Tarihsel deneyimleri ile 15-16 Haziran Büyük İşçi Direnişi, sınıfın öncü rollünü bir kez daha ortaya çıkarmıştır.
15-16 Haziran 1970, Türkiye işçi sınıfı tarihine kazınan en büyük direnişlerden biridir. Bu iki günlük büyük işçi kalkışması, sadece sendikal hakların savunulması değil, aynı zamanda işçi sınıfının politik bir özne olarak ortaya çıkışının da simgesidir. Direnişin 55. yılında, bu tarihsel olayın nedenlerini, gelişimini ve bugüne taşıdığı mücadele mirasını yeniden değerlendirmek önemlidir.

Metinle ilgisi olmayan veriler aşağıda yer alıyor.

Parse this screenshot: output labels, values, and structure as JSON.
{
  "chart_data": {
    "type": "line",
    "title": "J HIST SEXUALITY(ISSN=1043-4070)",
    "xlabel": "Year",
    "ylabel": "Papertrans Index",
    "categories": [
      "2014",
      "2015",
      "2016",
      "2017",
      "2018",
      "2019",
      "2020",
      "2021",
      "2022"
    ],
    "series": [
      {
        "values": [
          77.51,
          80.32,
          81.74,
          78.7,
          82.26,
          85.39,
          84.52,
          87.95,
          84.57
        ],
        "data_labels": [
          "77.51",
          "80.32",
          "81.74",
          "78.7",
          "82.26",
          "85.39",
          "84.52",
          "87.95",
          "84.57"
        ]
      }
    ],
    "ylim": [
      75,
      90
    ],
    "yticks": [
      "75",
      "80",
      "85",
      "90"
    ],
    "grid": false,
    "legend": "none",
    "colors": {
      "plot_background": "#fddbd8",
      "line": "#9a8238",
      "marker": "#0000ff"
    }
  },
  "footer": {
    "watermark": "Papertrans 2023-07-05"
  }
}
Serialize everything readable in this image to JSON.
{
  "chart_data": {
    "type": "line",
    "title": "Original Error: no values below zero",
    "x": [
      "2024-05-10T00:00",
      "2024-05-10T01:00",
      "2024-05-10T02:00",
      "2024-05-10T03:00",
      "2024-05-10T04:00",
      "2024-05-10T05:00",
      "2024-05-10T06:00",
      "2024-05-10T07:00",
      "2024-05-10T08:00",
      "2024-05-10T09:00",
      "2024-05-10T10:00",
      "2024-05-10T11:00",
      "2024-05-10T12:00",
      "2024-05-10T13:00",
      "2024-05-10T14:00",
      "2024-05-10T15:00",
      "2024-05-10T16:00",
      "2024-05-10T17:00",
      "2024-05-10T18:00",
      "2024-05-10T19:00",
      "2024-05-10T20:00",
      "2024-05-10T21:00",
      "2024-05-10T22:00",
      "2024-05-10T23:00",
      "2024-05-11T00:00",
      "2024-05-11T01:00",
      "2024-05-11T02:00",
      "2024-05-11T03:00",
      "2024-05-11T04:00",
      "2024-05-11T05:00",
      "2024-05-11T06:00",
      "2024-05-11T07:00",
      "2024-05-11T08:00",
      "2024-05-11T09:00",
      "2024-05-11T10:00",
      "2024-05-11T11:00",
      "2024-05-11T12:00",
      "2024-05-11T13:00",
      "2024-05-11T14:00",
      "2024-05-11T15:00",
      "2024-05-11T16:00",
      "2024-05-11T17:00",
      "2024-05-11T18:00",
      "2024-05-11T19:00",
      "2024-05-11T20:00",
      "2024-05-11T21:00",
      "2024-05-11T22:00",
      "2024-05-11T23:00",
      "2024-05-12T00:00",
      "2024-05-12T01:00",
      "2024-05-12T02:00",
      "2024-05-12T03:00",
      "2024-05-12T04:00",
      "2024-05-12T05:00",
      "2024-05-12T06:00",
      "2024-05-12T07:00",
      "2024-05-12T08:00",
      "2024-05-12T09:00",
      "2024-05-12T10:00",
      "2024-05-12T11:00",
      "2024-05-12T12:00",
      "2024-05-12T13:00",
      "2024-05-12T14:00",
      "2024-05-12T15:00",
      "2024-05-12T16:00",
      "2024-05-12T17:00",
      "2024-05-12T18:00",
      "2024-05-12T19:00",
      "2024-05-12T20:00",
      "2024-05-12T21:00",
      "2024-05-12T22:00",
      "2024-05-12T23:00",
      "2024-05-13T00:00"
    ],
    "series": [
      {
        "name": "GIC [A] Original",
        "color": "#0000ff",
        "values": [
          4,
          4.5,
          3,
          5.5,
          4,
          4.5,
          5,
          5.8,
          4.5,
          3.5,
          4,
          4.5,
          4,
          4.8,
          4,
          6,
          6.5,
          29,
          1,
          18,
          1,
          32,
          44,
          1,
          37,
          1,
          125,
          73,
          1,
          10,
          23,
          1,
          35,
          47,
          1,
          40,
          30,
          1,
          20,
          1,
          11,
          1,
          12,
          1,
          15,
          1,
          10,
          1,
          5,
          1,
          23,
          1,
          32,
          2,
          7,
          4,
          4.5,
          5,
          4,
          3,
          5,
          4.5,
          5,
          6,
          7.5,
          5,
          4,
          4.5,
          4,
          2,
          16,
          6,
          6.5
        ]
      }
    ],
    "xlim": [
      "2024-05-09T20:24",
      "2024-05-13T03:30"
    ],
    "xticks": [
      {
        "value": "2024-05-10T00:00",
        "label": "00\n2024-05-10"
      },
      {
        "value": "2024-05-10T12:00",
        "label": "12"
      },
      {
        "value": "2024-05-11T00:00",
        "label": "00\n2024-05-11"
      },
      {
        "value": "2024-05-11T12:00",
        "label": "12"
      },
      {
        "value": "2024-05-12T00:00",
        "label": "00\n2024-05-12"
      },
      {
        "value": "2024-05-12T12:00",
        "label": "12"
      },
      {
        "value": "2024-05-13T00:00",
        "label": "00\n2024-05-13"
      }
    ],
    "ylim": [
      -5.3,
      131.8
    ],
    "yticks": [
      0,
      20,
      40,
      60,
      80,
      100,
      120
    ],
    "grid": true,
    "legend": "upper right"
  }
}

1960’ların sonları hem dünyada hem Türkiye’de işçi, gençlik ve öğrenci hareketlerinin yükseldiği bir dönemdi. Dünya genelinde Fransa 1968 olayları, Çin’de Büyük Proleter Kültür Devrimi, Vietnam’ın emperyalist işgale karşı direniş; Türkiye’de ise anti-emperyalist gençlik eylemleri, üniversite boykotları ve köylülerin toprak işgalleri, toplumsal dönüşüm arayışının ifadesi oldu.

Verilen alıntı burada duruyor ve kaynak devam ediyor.